David Slater: The strategic rationale for the spin is fairly simple: We wanted to create two pure-play companies. One of the distinctive things about DT Midstream is we are growing last year to this year, and we're going to grow again this year to next year, and that is a function of the quality of the portfolio that we have. Our assets really connect the world-class Appalachia and Haynesville basins to high-quality markets like LNG export facilities on the Gulf Coast and a lot of the strong, durable markets in the northern part of the country.

What differentiates DT Midstream financially from other gas-focused pipeline firms?

We designed the company to have a strong financial position. We have a clean balance sheet, no debt maturities for seven years, strong and visible cash flow and our investment is self-funded. We offer a strong and durable dividend and the ability over time to de-lever the company naturally. Those are some of the distinctive features that set us apart in the sector.

The other one is that we are a C-corp with strong governance versus perhaps a master limited partnership structure. That really didn't fit into our culture of transparency.

The sector has gone through some difficulties in the past two years and has fallen out of favor. We wanted to make the company unique in the space, and we wanted to come out clean and really be attractive to investors with a stable foundation.

DT Midstream is targeting net-zero greenhouse gas emissions by 2050. How does the company plan to tackle that, and would it consider speeding up the process?

We have an interim goal of achieving 30% of those reductions by the end of this decade. I'd say there is a whole series of actions we are taking, but probably one of the most interesting ones — and the one that is percolating to the surface — is carbon capture and sequestration. We see that as very applicable to our Haynesville assets, and it is somewhat of a two-for-one for us where it would significantly move us to that carbon reduction goal that we have and also create an incremental investment opportunity for shareholders. We haven't quite gotten to the point of commercializing it yet, but it feels very viable right now. We are working through a few more details before we can go public with it.

We have very strong ESG positioning coming out of the gate, and that is partially because we're a spinoff of a company that was very mature in that area and we're able to bring that over.

This is a long journey, and what is really positive for the natural gas sector is that there are known technologies today that can move us down that road, whether it's electrifying compression and sourcing that with renewables or making sure that our network can accept lower-carbon fuels like renewable natural gas or hydrogen blends over time.

The company is spinning off from its utility parent as building new pipeline infrastructure in the U.S. becomes increasingly difficult. How does DT Midstream view its potential for growth?

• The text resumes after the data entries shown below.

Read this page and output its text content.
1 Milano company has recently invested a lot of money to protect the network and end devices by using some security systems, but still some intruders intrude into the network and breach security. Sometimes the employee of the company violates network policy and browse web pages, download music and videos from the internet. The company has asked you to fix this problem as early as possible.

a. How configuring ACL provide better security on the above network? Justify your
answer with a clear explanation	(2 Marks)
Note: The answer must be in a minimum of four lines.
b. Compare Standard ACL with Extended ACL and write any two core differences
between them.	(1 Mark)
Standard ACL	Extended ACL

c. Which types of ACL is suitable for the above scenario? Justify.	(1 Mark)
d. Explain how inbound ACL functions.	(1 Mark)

We built NEXUS Gas Transmission LLC [with Enbridge Inc.] three years ago. You can see what's happening to some of the other projects trying to get built of that size and scale today, so I really see incremental additions and expansions on the existing asset base driving our growth versus large, one-off, billion-dollar-type investments.

We are seeing growth across many of our gathering systems, like Blue Union, and in some of our northern transportation pipelines, as well as our Louisiana Energy Access Project pipeline that connects the Haynesville Basin to the Gulf Coast.

Momentum for midstream sector consolidation has ramped up significantly in 2021. Would DT Midstream consider participating in that transaction market?

Our current strategy is focused on organic growth right now. Not to say that we wouldn't be open to M&A, which we've done in the past, but it would be very one-off and specific and would have to meet the return thresholds we set out for capital deployment. It's hard to predict when those opportunities will present themselves.

If there is more [consolidation] on the midstream side, I think it's going to be in those basins that are mature and declining, where companies face more challenges to growth.